I have moved a 20,000 square foot factory and a 1,600 square foot office this way, as well as our household at least six times. Never fails to lower the stress and chaos levels.

I keep emphasizing the DESTINATION part because, alas, our old spaces exist only in memory once the packing starts. What matters is the future.

I'm sorry now I didn't write this lengthy post at the move's commencement, but I did think we (that includes me) were burying you in well-meant but overwhelming "help."

And look how well you've done! Now that you're in Lake Oswego, you are going to be staying put, so you don't especially need to know this anyway, but if any of the other readers are moving, try this system, and you'll be converted.

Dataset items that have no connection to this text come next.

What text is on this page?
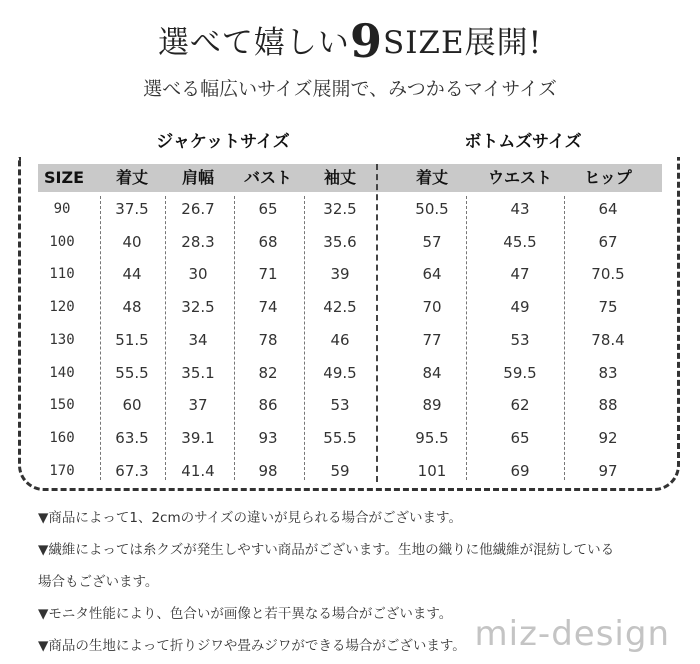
選べて嬉しい9SIZE展開!
選べる幅広いサイズ展開で、みつかるマイサイズ
ジャケットサイズ	ボトムズサイズ
SIZE	着丈	肩幅	バスト	袖丈	着丈	ウエスト	ヒップ
90	37.5	26.7	65	32.5	50.5	43	64
100	40	28.3	68	35.6	57	45.5	67
110	44	30	71	39	64	47	70.5
120	48	32.5	74	42.5	70	49	75
130	51.5	34	78	46	77	53	78.4
140	55.5	35.1	82	49.5	84	59.5	83
150	60	37	86	53	89	62	88
160	63.5	39.1	93	55.5	95.5	65	92
170	67.3	41.4	98	59	101	69	97
▼商品によって1、2cmのサイズの違いが見られる場合がございます。
▼繊維によっては糸クズが発生しやすい商品がございます。生地の織りに他繊維が混紡している
場合もございます。
▼モニタ性能により、色合いが画像と若干異なる場合がございます。
▼商品の生地によって折りジワや畳みジワができる場合がございます。 miz-design
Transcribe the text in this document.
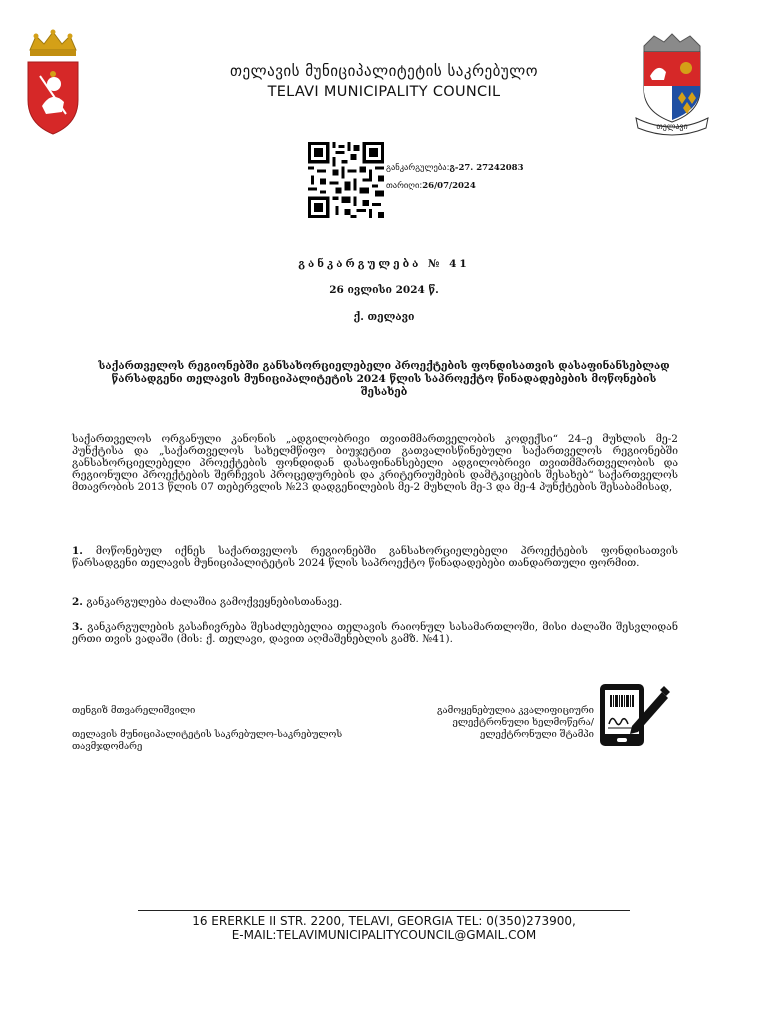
თელავის მუნიციპალიტეტის საკრებულო
TELAVI MUNICIPALITY COUNCIL
თელავი
განკარგულება:გ-27. 27242083
თარიღი:26/07/2024
განკარგულება № 41
26 ივლისი 2024 წ.
ქ. თელავი
საქართველოს რეგიონებში განსახორციელებელი პროექტების ფონდისათვის დასაფინანსებლად წარსადგენი თელავის მუნიციპალიტეტის 2024 წლის საპროექტო წინადადებების მოწონების შესახებ
საქართველოს ორგანული კანონის „ადგილობრივი თვითმმართველობის კოდექსი“ 24–ე მუხლის მე-2 პუნქტისა და „საქართველოს სახელმწიფო ბიუჯეტით გათვალისწინებული საქართველოს რეგიონებში განსახორციელებელი პროექტების ფონდიდან დასაფინანსებელი ადგილობრივი თვითმმართველობის და რეგიონული პროექტების შერჩევის პროცედურების და კრიტერიუმების დამტკიცების შესახებ“ საქართველოს მთავრობის 2013 წლის 07 თებერვლის №23 დადგენილების მე-2 მუხლის მე-3 და მე-4 პუნქტების შესაბამისად,
1. მოწონებულ იქნეს საქართველოს რეგიონებში განსახორციელებელი პროექტების ფონდისათვის წარსადგენი თელავის მუნიციპალიტეტის 2024 წლის საპროექტო წინადადებები თანდართული ფორმით.
2. განკარგულება ძალაშია გამოქვეყნებისთანავე.
3. განკარგულების გასაჩივრება შესაძლებელია თელავის რაიონულ სასამართლოში, მისი ძალაში შესვლიდან ერთი თვის ვადაში (მის: ქ. თელავი, დავით აღმაშენებლის გამზ. №41).
თენგიზ მთვარელიშვილი
თელავის მუნიციპალიტეტის საკრებულო-საკრებულოს თავმჯდომარე
გამოყენებულია კვალიფიციური ელექტრონული ხელმოწერა/ ელექტრონული შტამპი
16 ERERKLE II STR. 2200, TELAVI, GEORGIA TEL: 0(350)273900,
E-MAIL:TELAVIMUNICIPALITYCOUNCIL@GMAIL.COM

Incidentally, in our family, it's my workaholic husband who's the move-instigator, not me. Part of the reason I devised this system was to reduce the sharp pain of enormously draining moves I didn't want to make. And it worked. But it can also be construed as a really positive aspect of being single and making your own decisions. Just sayin'.

Your new house looks really nice in the photos, and I can only sympathize with the moving stress -- at both ends. I hope I never have to do it again. Perhaps you can stay put now. I am eager to know how you readjust to living on the left coast.

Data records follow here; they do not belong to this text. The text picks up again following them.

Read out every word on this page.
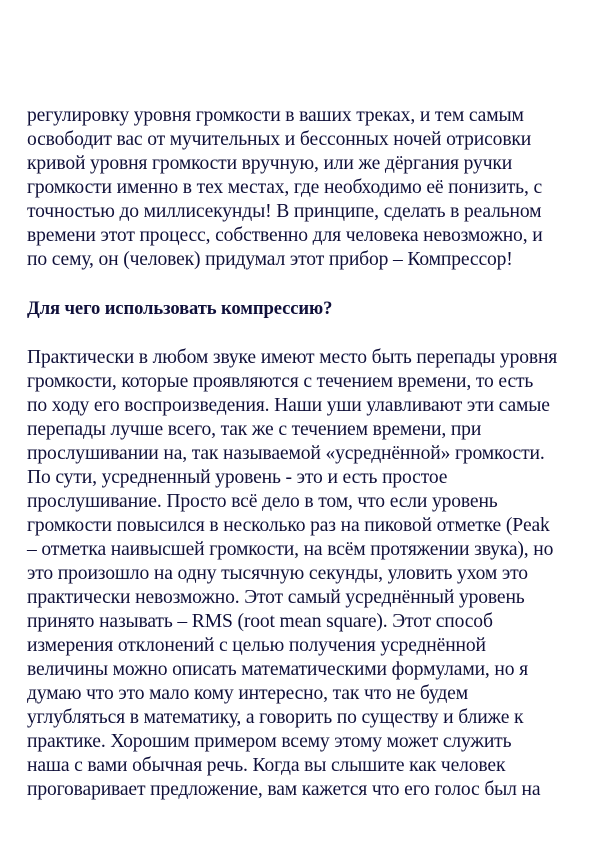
регулировку уровня громкости в ваших треках, и тем самым
освободит вас от мучительных и бессонных ночей отрисовки
кривой уровня громкости вручную, или же дёргания ручки
громкости именно в тех местах, где необходимо её понизить, с
точностью до миллисекунды! В принципе, сделать в реальном
времени этот процесс, собственно для человека невозможно, и
по сему, он (человек) придумал этот прибор – Компрессор!
Для чего использовать компрессию?
Практически в любом звуке имеют место быть перепады уровня
громкости, которые проявляются с течением времени, то есть
по ходу его воспроизведения. Наши уши улавливают эти самые
перепады лучше всего, так же с течением времени, при
прослушивании на, так называемой «усреднённой» громкости.
По сути, усредненный уровень - это и есть простое
прослушивание. Просто всё дело в том, что если уровень
громкости повысился в несколько раз на пиковой отметке (Peak
– отметка наивысшей громкости, на всём протяжении звука), но
это произошло на одну тысячную секунды, уловить ухом это
практически невозможно. Этот самый усреднённый уровень
принято называть – RMS (root mean square). Этот способ
измерения отклонений с целью получения усреднённой
величины можно описать математическими формулами, но я
думаю что это мало кому интересно, так что не будем
углубляться в математику, а говорить по существу и ближе к
практике. Хорошим примером всему этому может служить
наша с вами обычная речь. Когда вы слышите как человек
проговаривает предложение, вам кажется что его голос был на
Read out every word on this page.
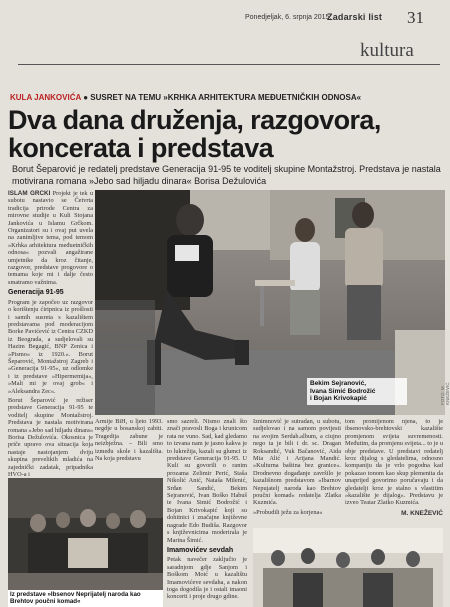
Ponedjeljak, 6. srpnja 2015.
Zadarski list 31
kultura
KULA JANKOVIĆA ● SUSRET NA TEMU »KRHKA ARHITEKTURA MEĐUETNIČKIH ODNOSA«
Dva dana druženja, razgovora, koncerata i predstava
Borut Šeparović je redatelj predstave Generacija 91-95 te voditelj skupine Montažstroj. Predstava je nastala motivirana romana »Jebo sad hiljadu dinara« Borisa Dežulovića
ISLAM GRČKI Projekt je tek u subotu nastavio se Četvrta tradicija prirode Centra za mirovne studije u Kuli Stojana Jankovića u Islamu Grčkom. Organizatori su i ovaj put uvela na zanimljive tema, pod temom »Krhka arhitektura međuetničkih odnosa« pozvali angažirane umjetnike da kroz čitanje, razgovor, predstave progovore o temama koje mi i dalje često smatramo važnima.
Generacija 91-95
Program je započeo uz razgovor o korištenju ćiripnica iz prošlosti i samih susreta s kazalištem predstavama pod moderacijom Borke Pavićević iz Centra CZKD iz Beograda, a sudjelovali su Hazim Begagić, BNP Zenica i »Pismo« iz 1920.«. Borut Šeparović, Montažstroj Zagreb i »Generacija 91-95«, uz odlomke i iz predstave »Hipermemija«, »Mali mi je ovaj grob« i »Aleksandra Zec«.
Borut Šeparović je režiser predstave Generacija 91-95 te voditelj skupine Montažstroj. Predstava je nastala motivirana romana »Jebo sad hiljadu dinara« Borisa Dežulovića. Okosnica je priče upravo ova situacija koja nastaje nastojanjem dviju skupina prevelikih mladića na zajednički zadatak, pripadnika HVO-a i
Bekim Sejranović,
Ivana Simić Bodrožić
i Bojan Krivokapić	FOTO: M. KNEŽEVIĆ
Armije BiH, u ljeto 1993. negdje u bosanskoj zabiti. Tragedija zabune je neizbježna. – Bili smo između skole i kazališta. Na koja predstavu
smo sazreli. Nismo znali što znači pravosli Boga i krunicom rata ne vuno. Sad, kad gledamo to izvana nam je jasno kakva je to lukrežija, kazali su glumci iz predstave Generacija 91-95. U Kuli su govorili o ranim prozama Zelimir Perić, Staša Nikolić Anić, Nataša Milenić, Srđan Sandić, Bekim Sejranović, Ivan Boško Habuš te Ivana Simić Bodrožić i Bojan Krivokapić koji su dohitnici i značajne književne nagrade Edo Budiša. Razgovor s književnicima moderirala je Marina Šimić.
Imamovićev sevdah
Petak navečer zaključio je saradnjom gdje Sanjom i Boškom Moić u kazalištu Imamovićeve sevdaha, a nakon toga dogodila je i ostali imaoni koncerti i proje drugo gdine.
Iznimnović je sutradan, u subotu, sudjelovao i na samom povijesti na svojim Serdah.album, a ciujno nego ta je bili i dr. sc. Dragan Roksandić, Vuk Bačanović, Aida Mia Alić i Arijana Mandić. »Kulturna baština bez granice«. Drodnevno događanje završilo je kazališnom predstavom »Ibarnov Nepujatelj naroda kao Brehtov poučni komad« redatelja Zlatka Kuzmića.
»Probudili ježu za korjena«
tom promijenom njena, to je ibsenovsko-brehtovski kazalište promjenom svijeta suvremenosti. Međutim, da promjenu svijeta... to je u obje predstave. U predstavi redatelj kroz dijalog s gledatelima, odnosno kompaniju da je vrlo pogodna kad pokazao tonom kao skup plemenita da unaprijed govorimo poručavaju i da gledatelji kroz je stalno s vlastitim »kazalište je dijalog«. Predstavu je izveo Teatar Zlatko Kuzmića.
M. KNEŽEVIĆ
Iz predstave »Ibsenov Neprijatelj naroda kao Brehtov poučni komad«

Take it easy. That is after you find the important stuff.

How about a nice cup of tea and a long walk by the lake.

Refresh your mind and spirit.

When you find the box with the silly hat (who doesn't own a hat that looks silly when worn with casual wear?), you might consider putting it on and wear it as you proceed to unpack. It will remind you that this is supposed to be fun. Ollie will find this interesting, too, no doubt!

We no sooner moved in when our youngest son's fiancee came to stay for two weeks. After some days I did manage to find the frying pan but for days I haden't a clue. It was in a kitchen box and how I could bypass it was beyond me. Must have been all of a do-da with the move and having a house guest right off the bat. A memory now and I'm sure only I have it.

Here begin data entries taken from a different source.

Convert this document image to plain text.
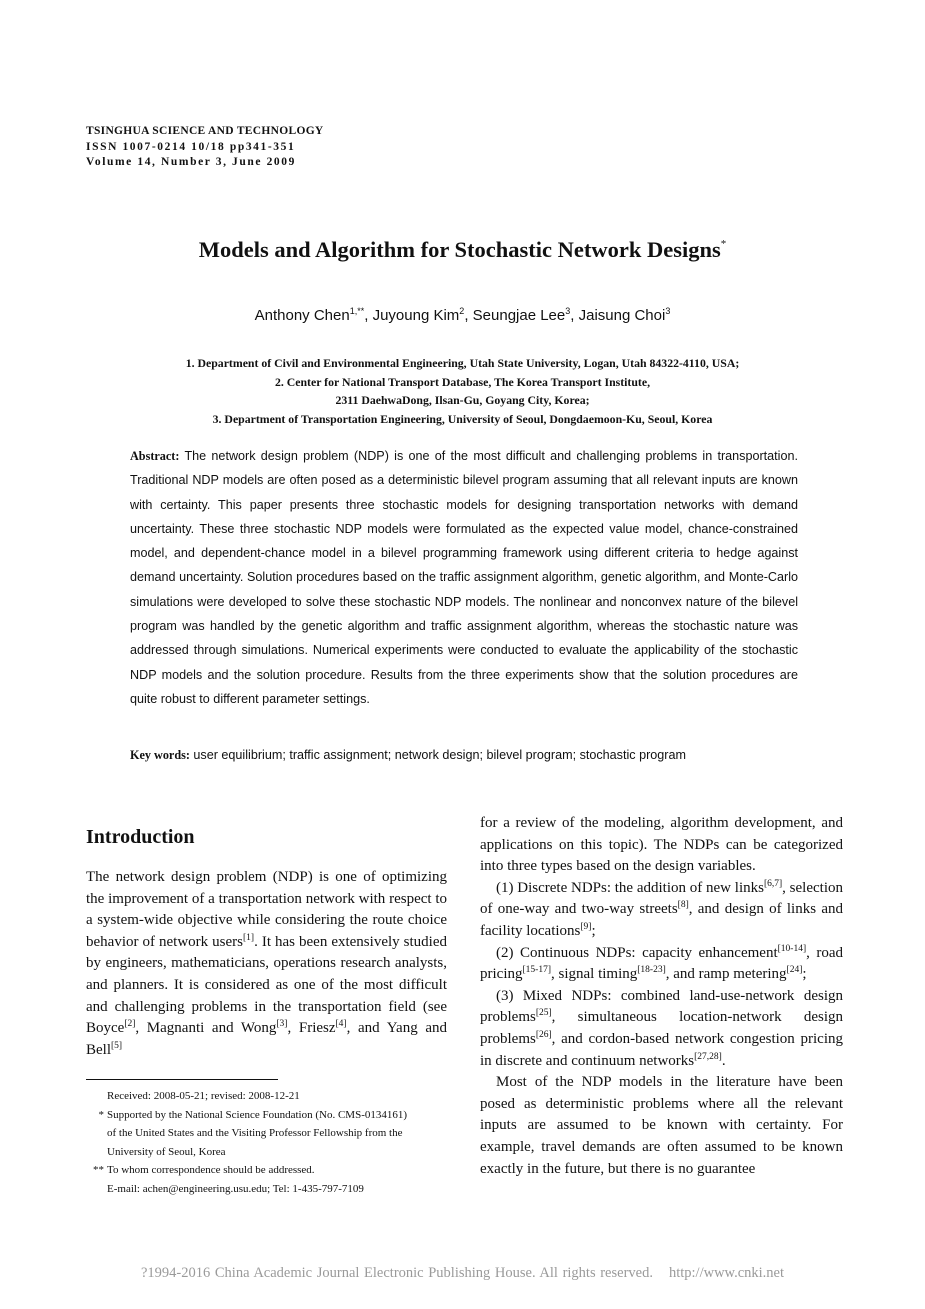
TSINGHUA SCIENCE AND TECHNOLOGY
ISSN 1007-0214 10/18 pp341-351
Volume 14, Number 3, June 2009
Models and Algorithm for Stochastic Network Designs*
Anthony Chen$^{1,**}$, Juyoung Kim$^2$, Seungjae Lee$^3$, Jaisung Choi$^3$
1. Department of Civil and Environmental Engineering, Utah State University, Logan, Utah 84322-4110, USA;
2. Center for National Transport Database, The Korea Transport Institute,
2311 DaehwaDong, Ilsan-Gu, Goyang City, Korea;
3. Department of Transportation Engineering, University of Seoul, Dongdaemoon-Ku, Seoul, Korea
Abstract: The network design problem (NDP) is one of the most difficult and challenging problems in transportation. Traditional NDP models are often posed as a deterministic bilevel program assuming that all relevant inputs are known with certainty. This paper presents three stochastic models for designing transportation networks with demand uncertainty. These three stochastic NDP models were formulated as the expected value model, chance-constrained model, and dependent-chance model in a bilevel programming framework using different criteria to hedge against demand uncertainty. Solution procedures based on the traffic assignment algorithm, genetic algorithm, and Monte-Carlo simulations were developed to solve these stochastic NDP models. The nonlinear and nonconvex nature of the bilevel program was handled by the genetic algorithm and traffic assignment algorithm, whereas the stochastic nature was addressed through simulations. Numerical experiments were conducted to evaluate the applicability of the stochastic NDP models and the solution procedure. Results from the three experiments show that the solution procedures are quite robust to different parameter settings.
Key words: user equilibrium; traffic assignment; network design; bilevel program; stochastic program
Introduction

The network design problem (NDP) is one of optimizing the improvement of a transportation network with respect to a system-wide objective while considering the route choice behavior of network users[1]. It has been extensively studied by engineers, mathematicians, operations research analysts, and planners. It is considered as one of the most difficult and challenging problems in the transportation field (see Boyce[2], Magnanti and Wong[3], Friesz[4], and Yang and Bell[5]

Received: 2008-05-21; revised: 2008-12-21
* Supported by the National Science Foundation (No. CMS-0134161)
of the United States and the Visiting Professor Fellowship from the
University of Seoul, Korea
** To whom correspondence should be addressed.
E-mail: achen@engineering.usu.edu; Tel: 1-435-797-7109

for a review of the modeling, algorithm development, and applications on this topic). The NDPs can be categorized into three types based on the design variables.

(1) Discrete NDPs: the addition of new links[6,7], selection of one-way and two-way streets[8], and design of links and facility locations[9];

(2) Continuous NDPs: capacity enhancement[10-14], road pricing[15-17], signal timing[18-23], and ramp metering[24];

(3) Mixed NDPs: combined land-use-network design problems[25], simultaneous location-network design problems[26], and cordon-based network congestion pricing in discrete and continuum networks[27,28].

Most of the NDP models in the literature have been posed as deterministic problems where all the relevant inputs are assumed to be known with certainty. For example, travel demands are often assumed to be known exactly in the future, but there is no guarantee

?1994-2016 China Academic Journal Electronic Publishing House. All rights reserved. http://www.cnki.net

Very helpful, Paula. I'll do that if I move again.

Ronni, it sounds as if you're doing OK with this. At least you don't have to rush now and can think about where to place things. Thank you for the photos. It's good to see your new place take shape.

Come to think of it, I might still have a couple of unpacked boxes sitting in my basement, from some twelve years ago. I hardly go down there, except to get a suitcase before a trip.
I hated the packing much more than the unpacking, as unpacking means you're almost done.
Bon courage! And take it easy

What a hassle, but it made for a cute post.
Might want to check with your disposal company...in Silverton that packing paper would go straight into the "comingled" bin that contains newspaper, wrapping paper, junk mail, foil, cans, plastic bottles.

ah well, no rush about it all. My boxes, seemingly eternally packed, do have room designations as well as general idea of items within. and yes, there are then those MISc boxes.

I can see you are more left brained than myself. i unpack onto shelves and into drawers any which way. just get it out of the boxes and into the open (in the appropriate room of course) and then later I go through and rearrange according to usage flow. For example, silverware in this drawer, hot mits in that to unpack. But later I may find it much more convenient to switch the drawers re: usage.

It sounds rather lovely to me any way you do it. you are creating your new storage container for the self as i now think of a living space. :D Very exciting. Met any of yr condo neighbors yet?

ps I read Paula's list of moving tips using color coding. not sure i could do all of that listing, however color coding is a great idea.

That definitely sounds like progress to me! And the photographs are lovely, it already looks *homey*. I hope you feel more settled soon!

i love what you're doing and writing. so familiar to me. never mind the tea. how about wine/scotch/beer and then a walk?
eline, oakdale

eline, oakdale, is good, but elaine, oakdale is better.

In 1972 I moved into this house head first with a husband and two small children. In 20--, I am going to move out of this house "head first" and will only have to pack one thing - ME. But of course Man plans and God laughs....so who knows...just take it all in stride, Ronni and be glad YOU MADE IT!!!!! Looks nice!!!